Франсуа высадил Брюньона на углу бульвара. По дороге они узнали по радио о результатах других матчей чемпионата, состоявшихся в этот день.
Обычно трезвый на работе, фотограф был из тех людей, которые задерживаются на улице, потому что, к несчастью, на их пути никогда не попадаются закрытые рестораны.
— До завтра.
Рошан поехал дальше.
Его «рено» тащился, как улитка, в праздничном потоке машин, грозившем не иссякнуть до утра. Ему удалось наконец вырваться, свернув в узкие улочки старого города.

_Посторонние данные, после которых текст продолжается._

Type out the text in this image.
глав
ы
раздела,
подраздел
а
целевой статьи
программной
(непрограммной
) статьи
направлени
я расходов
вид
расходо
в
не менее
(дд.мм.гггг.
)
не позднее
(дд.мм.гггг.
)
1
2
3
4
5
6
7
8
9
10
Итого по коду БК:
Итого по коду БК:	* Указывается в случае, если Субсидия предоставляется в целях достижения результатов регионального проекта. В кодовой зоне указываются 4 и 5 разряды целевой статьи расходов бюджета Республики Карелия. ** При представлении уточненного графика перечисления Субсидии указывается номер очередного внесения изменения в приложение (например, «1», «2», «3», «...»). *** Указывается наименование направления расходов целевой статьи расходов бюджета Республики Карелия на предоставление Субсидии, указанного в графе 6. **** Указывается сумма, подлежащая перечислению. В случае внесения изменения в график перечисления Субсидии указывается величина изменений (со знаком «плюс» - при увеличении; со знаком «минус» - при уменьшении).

Вильгранд состоит приблизительно из четырех районов. В центре — красивые магазины, торгующие товарами последней парижской моды, но хранящие провинциальную элегантность, равнодушную к «шмоткам». Тут расположены конторы, рестораны и кафе. В нижней части города можно увидеть прекрасные фасады домов в классическом стиле с монументальными воротами. Здесь живет бывшая некогда состоятельной, пока не захирела торговля с колониями, буржуазия. Немало семей испытывают денежные трудности, но пытаются скрыть их, чтобы спасти свою репутацию в глазах посторонних. Только недостаток света, узкие улицы и отсутствие автомобильных стоянок защитили пока эти кварталы от нашествия новых богачей. Но потихоньку дома продаются: надо выжить, и по многим начинает звонить колокол. Средний возраст жителей здесь довольно высок. Молодежь, как только подрастут крылья, улетает в столицу, или (верх разложения!) в Марсель, или в Монпелье, пытаясь использовать остатки семейных связей, чтобы сделать карьеру.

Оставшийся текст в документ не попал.